The study led by physician-scientists at the University of California, San Francisco (UCSF) Helen Diller Family Comprehensive Cancer Center validates certain activating mutations in the FLT3 gene as targets for acute myeloid leukemia therapy—a critically important finding for developing drugs.
“These mutations are critically important for the survival of leukemia cells that harbor them,” said Neil Shah, MD, PhD, who led the research, and is co-leader of the Hematopoietic Malignancies Program at the Helen Diller Family Comprehensive Cancer Center at UCSF and the Edward S. Ageno Distinguished Professor of Hematology/Oncology.
“Our results also identify drug-resistant mutations in FLT3 that represent high-value targets for future drug development, and will hopefully rekindle interest in developing potent FLT3 inhibitors for the treatment of acute myeloid leukaemia,” he stated.
The new work also suggests why a handful of older drugs developed to treat acute myeloid leukemia by targeting FTL3 have previously failed in clinical trials. The problem with these drugs was not lack of precision but of power—they were aimed at the right target needed to stop the cancer, but most likely did not hit this target hard enough.
Patients in the future may be better served by therapies that involve combinations of multiple, more potent drugs that can suppress all drug-resistant forms of FLT3, said Shah, whose lab is working to identify such compounds and bring them to the clinic as quickly as possible.
Acute myeloid leukemia occurs when the precursors of our own blood cells become corrupted by mutations in their DNA. The mutant precursors then fail to produce several critical components of blood: white cells, which fight infections; red cells, which carry the blood’s oxygen supply; and platelets, which clog vessels when they are cut and help minimize blood loss.

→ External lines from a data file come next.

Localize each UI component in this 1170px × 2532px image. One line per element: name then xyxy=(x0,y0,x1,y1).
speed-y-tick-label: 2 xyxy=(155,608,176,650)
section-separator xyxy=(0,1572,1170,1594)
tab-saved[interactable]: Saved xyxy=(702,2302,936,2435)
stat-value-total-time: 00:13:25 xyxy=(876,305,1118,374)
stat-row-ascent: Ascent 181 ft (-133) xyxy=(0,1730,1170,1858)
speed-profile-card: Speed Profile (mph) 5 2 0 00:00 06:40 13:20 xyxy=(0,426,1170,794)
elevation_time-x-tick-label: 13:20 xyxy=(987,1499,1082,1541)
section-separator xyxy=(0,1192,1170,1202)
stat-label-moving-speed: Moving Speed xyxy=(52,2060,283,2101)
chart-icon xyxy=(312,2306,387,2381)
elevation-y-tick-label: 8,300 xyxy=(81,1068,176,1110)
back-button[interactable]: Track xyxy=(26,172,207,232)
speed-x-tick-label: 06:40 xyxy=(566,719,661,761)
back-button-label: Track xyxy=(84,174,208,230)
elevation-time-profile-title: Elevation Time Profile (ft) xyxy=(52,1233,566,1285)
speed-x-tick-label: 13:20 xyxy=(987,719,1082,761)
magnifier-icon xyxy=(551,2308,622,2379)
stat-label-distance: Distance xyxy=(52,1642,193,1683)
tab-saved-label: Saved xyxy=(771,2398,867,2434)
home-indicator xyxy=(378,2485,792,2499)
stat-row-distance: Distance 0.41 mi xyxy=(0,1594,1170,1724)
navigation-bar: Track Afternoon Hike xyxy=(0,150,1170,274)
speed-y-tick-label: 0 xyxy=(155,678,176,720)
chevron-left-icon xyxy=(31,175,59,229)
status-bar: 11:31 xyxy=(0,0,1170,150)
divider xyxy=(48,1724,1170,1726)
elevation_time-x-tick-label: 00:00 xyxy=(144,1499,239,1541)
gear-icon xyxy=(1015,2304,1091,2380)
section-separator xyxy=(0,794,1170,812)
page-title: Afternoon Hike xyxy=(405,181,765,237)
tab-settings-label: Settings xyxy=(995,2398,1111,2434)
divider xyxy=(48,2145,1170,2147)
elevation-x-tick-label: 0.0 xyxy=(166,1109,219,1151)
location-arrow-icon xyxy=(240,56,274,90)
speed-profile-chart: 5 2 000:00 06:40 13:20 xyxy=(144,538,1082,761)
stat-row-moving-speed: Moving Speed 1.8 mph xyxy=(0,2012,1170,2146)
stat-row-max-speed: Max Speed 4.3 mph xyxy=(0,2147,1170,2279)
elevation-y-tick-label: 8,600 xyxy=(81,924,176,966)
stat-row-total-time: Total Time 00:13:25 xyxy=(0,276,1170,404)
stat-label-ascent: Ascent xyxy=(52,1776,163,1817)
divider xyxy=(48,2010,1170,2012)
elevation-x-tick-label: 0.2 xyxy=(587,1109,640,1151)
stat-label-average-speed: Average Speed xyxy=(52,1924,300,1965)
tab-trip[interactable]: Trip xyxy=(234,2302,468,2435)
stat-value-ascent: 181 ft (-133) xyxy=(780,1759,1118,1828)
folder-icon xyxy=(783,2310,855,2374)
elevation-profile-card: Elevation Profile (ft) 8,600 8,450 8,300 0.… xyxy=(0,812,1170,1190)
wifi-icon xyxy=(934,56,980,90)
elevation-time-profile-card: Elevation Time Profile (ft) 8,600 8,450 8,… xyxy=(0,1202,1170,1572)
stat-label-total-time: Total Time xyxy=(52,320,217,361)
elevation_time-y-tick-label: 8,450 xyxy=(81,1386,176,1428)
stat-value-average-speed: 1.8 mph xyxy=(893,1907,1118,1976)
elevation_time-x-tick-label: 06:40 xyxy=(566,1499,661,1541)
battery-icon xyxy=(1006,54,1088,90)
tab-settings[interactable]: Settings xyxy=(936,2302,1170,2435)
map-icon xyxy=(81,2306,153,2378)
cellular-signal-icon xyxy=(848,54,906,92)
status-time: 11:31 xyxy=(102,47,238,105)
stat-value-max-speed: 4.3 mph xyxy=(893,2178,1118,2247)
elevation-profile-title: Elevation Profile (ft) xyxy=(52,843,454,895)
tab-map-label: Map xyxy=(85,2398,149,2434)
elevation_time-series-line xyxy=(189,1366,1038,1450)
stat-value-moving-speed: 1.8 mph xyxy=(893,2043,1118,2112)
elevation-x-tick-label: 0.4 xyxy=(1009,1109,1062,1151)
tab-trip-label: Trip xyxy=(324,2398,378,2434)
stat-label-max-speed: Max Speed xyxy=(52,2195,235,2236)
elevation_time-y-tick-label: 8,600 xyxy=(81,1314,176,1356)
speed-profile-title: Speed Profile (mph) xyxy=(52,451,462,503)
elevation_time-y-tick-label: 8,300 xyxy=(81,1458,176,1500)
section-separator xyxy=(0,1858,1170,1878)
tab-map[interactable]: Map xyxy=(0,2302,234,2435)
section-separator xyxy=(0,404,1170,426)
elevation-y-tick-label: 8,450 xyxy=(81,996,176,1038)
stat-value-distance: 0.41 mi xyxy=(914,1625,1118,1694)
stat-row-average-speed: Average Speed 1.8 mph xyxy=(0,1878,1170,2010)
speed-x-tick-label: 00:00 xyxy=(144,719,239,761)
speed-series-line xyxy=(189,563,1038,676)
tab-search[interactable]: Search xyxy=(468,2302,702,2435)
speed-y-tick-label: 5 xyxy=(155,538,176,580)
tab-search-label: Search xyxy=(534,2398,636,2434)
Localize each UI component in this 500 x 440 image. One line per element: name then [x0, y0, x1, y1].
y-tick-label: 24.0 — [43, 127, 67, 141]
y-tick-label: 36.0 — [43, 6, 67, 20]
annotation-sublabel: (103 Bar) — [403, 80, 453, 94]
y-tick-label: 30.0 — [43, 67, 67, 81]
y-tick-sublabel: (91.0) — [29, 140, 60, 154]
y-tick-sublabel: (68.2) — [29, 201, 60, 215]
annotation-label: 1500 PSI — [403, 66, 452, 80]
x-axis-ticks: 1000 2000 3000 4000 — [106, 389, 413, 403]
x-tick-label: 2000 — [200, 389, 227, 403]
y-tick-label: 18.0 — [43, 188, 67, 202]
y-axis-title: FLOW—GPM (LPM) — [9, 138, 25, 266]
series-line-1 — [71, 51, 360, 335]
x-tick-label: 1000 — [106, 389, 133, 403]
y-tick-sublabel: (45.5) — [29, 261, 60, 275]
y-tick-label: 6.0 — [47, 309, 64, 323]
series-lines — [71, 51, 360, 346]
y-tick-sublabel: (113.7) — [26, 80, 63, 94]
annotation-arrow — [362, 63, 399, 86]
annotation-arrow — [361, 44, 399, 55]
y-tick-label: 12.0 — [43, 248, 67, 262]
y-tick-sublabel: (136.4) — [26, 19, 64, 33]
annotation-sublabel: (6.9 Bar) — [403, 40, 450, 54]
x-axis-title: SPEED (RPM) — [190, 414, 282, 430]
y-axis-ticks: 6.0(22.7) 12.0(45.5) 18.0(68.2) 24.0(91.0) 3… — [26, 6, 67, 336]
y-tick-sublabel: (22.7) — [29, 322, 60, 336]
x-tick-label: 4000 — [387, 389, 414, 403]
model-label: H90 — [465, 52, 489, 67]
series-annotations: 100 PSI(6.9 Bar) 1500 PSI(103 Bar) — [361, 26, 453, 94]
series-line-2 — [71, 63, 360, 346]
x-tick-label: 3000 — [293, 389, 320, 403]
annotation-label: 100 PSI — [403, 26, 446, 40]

Instead, the mutant precursors give rise to leukemia cells, which accumulate in the bone marrow and bloodstream, crowding out the healthy blood components, and commonly lead to life-threatening infections, anemia, and bleeding.
Over the last several decades, the five-year survival for acute myeloid leukemia has not improved, even as better diagnostic tests, imaging techniques and treatments have driven down mortality for other forms of cancer.
Shah and his colleagues worked with eight leukemia patients who participated in a clinical trial involving a compound known as AC220, the first clinically-active FLT3 inhibitor. All eight relapsed after first achieving deep remissions with AC220.
In collaboration with Pacific Biosciences, a Menlo Park, Calif. company, a new sequencing technology was adapted to more sensitively and precisely detect drug-resistant mutations. The team showed that in all eight cases, one or more of these mutations evolved at the time AC220-resistant disease developed.
They are now searching for compounds that can specifically target these mutated, AC220-resistant forms of FTL3, and have identified several promising candidates, one of which is currently being evaluated in a clinical trial at UCSF by Catherine Smith MD, who works in Shah’s laboratory and is the first author of the article.